Saturday, September 29, 2007

Fado Forever!

Experience 1

Fado is the national music of Portugal. It is music of the people although it has gone from being sung and played spontaneously in homes, squares, bars and restaurants to being formalized and featured on TV, in movies and in Fado Clubs where one can go to eat, drink and enjoy the show.

Nikki was talking about Fado before we even got to Lisbon. She had heard about it and really wanted to attend a Fado show. She located a Fado club within walking distance of TSS’s first berth and talked five of us into going to a show with her. The price, 15 Euros, was kind of steep in spite of being a special one for TSSers also that included one free drink, but after investigating and learning that other places charged much more, we decided to go with Nikki’s choice. Some other TSSers who might have been interested in going with us were swayed by another staffer to try a “more authentic” place closer to the center of town that had been recommended by a friend although it was much more expensive and they remained firm about going to that one. They tried to convince us to come with them, saying that our place would be too “touristy,” but we resisted and the two groups went their separate ways.

Nikki, Elisabeth and Lynn; Nikki’s photo, used with permission
Our group consisted of five females, Nikki, Elisabeth, Nancy, Lynn and me; and one male, Ganesh. We walked from the terminal one block to and then through the subway and beyond it just one street, turned right and walked two very short blocks and there it was. The exterior was white stucco, inside the main door was an open patio and then into the Fado room which was very small, packed with tables and chairs and divided in two sections, one immediately surrounding the stage and the other one step higher with a wrought iron railing around it. The upper section was ¾ of the room and had only tables and chairs while the lower portion, in an arched shape, included one corner area with a tiny stage two steps up from the floor, which was cobblestone just like all the outside streets and sidewalks. The stage had a wooden floor. All around the white stucco walls of the room were interesting traditional Portuguese pictures, decorations and knick knacks. We were shown to a table on the upper level but very near the stage from which we had a great view of the stage and the performers. The place was packed and I truly think we were the only non-Portuguese people there.

A woman dressed in black took the stage where two male musicians were seated on chair, one playing a Portuguese guitar that looked a lot like a lute and the other, a Spanish Guitar. When the woman began singing, we were blown away!

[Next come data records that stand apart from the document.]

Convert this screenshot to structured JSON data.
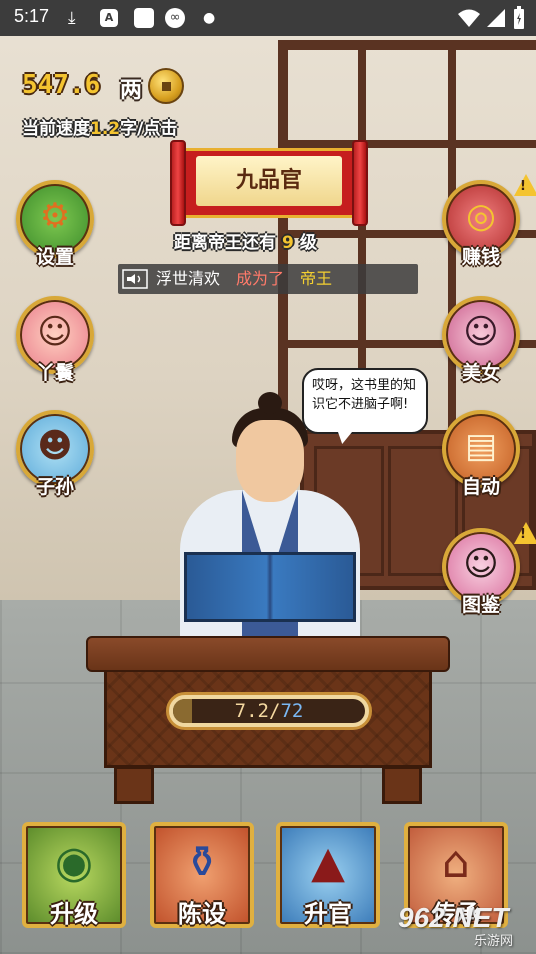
{
  "status_bar": {
    "time": "5:17",
    "icons": [
      "download-icon",
      "app-icon",
      "square-icon",
      "infinity-icon",
      "dot-icon",
      "wifi-icon",
      "signal-icon",
      "battery-icon"
    ]
  },
  "hud": {
    "money_amount": "547.6",
    "money_unit": "两",
    "speed_prefix": "当前速度",
    "speed_value": "1.2",
    "speed_suffix": "字/点击"
  },
  "rank": {
    "title": "九品官",
    "distance_prefix": "距离帝王还有",
    "distance_levels": "9",
    "distance_suffix": "级"
  },
  "announcement": {
    "player": "浮世清欢",
    "verb": "成为了",
    "rank": "帝王"
  },
  "left_menu": [
    {
      "label": "设置",
      "icon": "gear-icon"
    },
    {
      "label": "丫鬟",
      "icon": "maid-portrait-icon"
    },
    {
      "label": "子孙",
      "icon": "child-portrait-icon"
    }
  ],
  "right_menu": [
    {
      "label": "赚钱",
      "icon": "coins-icon",
      "alert": true
    },
    {
      "label": "美女",
      "icon": "beauty-portrait-icon",
      "alert": false
    },
    {
      "label": "自动",
      "icon": "book-icon",
      "alert": false
    },
    {
      "label": "图鉴",
      "icon": "lady-portrait-icon",
      "alert": true
    }
  ],
  "speech": {
    "text": "哎呀，这书里的知识它不进脑子啊!"
  },
  "progress": {
    "current": "7.2",
    "separator": "/",
    "max": "72",
    "fraction": 0.1
  },
  "bottom_buttons": [
    {
      "label": "升级",
      "icon": "jade-medallion-icon"
    },
    {
      "label": "陈设",
      "icon": "porcelain-vase-icon"
    },
    {
      "label": "升官",
      "icon": "official-hat-icon"
    },
    {
      "label": "传承",
      "icon": "pavilion-icon"
    }
  ],
  "watermark": {
    "brand": "962.NET",
    "site": "乐游网"
  },
  "colors": {
    "gold": "#f4c430",
    "scroll_red": "#c61e1e",
    "announce_verb": "#ff7a6a",
    "progress_max": "#7ab8f4"
  }
}
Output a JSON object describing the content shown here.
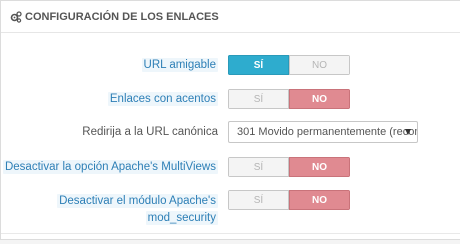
{
  "panel": {
    "title": "CONFIGURACIÓN DE LOS ENLACES",
    "icon": "gears-icon"
  },
  "settings": [
    {
      "label": "URL amigable",
      "type": "switch",
      "yes": "SÍ",
      "no": "NO",
      "selected": "yes"
    },
    {
      "label": "Enlaces con acentos",
      "type": "switch",
      "yes": "SÍ",
      "no": "NO",
      "selected": "no"
    },
    {
      "label": "Redirija a la URL canónica",
      "type": "select",
      "value": "301 Movido permanentemente (recom"
    },
    {
      "label": "Desactivar la opción Apache's MultiViews",
      "type": "switch",
      "yes": "SÍ",
      "no": "NO",
      "selected": "no"
    },
    {
      "label_line1": "Desactivar el módulo Apache's",
      "label_line2": "mod_security",
      "type": "switch",
      "yes": "SÍ",
      "no": "NO",
      "selected": "no"
    }
  ],
  "colors": {
    "active_yes": "#2eacce",
    "active_no": "#e08a91",
    "hint_text": "#2d7fb6"
  }
}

The Diva, in full voice; photo by Nikki; used with permission

She had a powerful voice, deep and rich sounding, and we were enthralled from the first moment until the last note had diminished into shimmering silence. That number alone was worth the entire 15 Euros. Nancy said, “I think she’s a diva,” and we all agreed with that. The Diva left the stage and we were served the drinks we had ordered. Mine was water. There was much talking among the patrons, some of whom were finishing meals. After a while, the woman came back and leaned against a pillar right near our table; another woman was standing among the audience across the room on the upper level; and a man was standing another area of the upper level. The first woman began singing, as beautifully as before, then the other woman sang. She had a nice voice but pale and weak compared to the first woman’s, then the man sang and as he did, he and the second woman made their way to stand beside the first woman. Then they sang a trio which was incredibly beautiful. The harmony was outstanding and the combination was synergy in action; the total sound was far, far greater than the sum of the individual parts.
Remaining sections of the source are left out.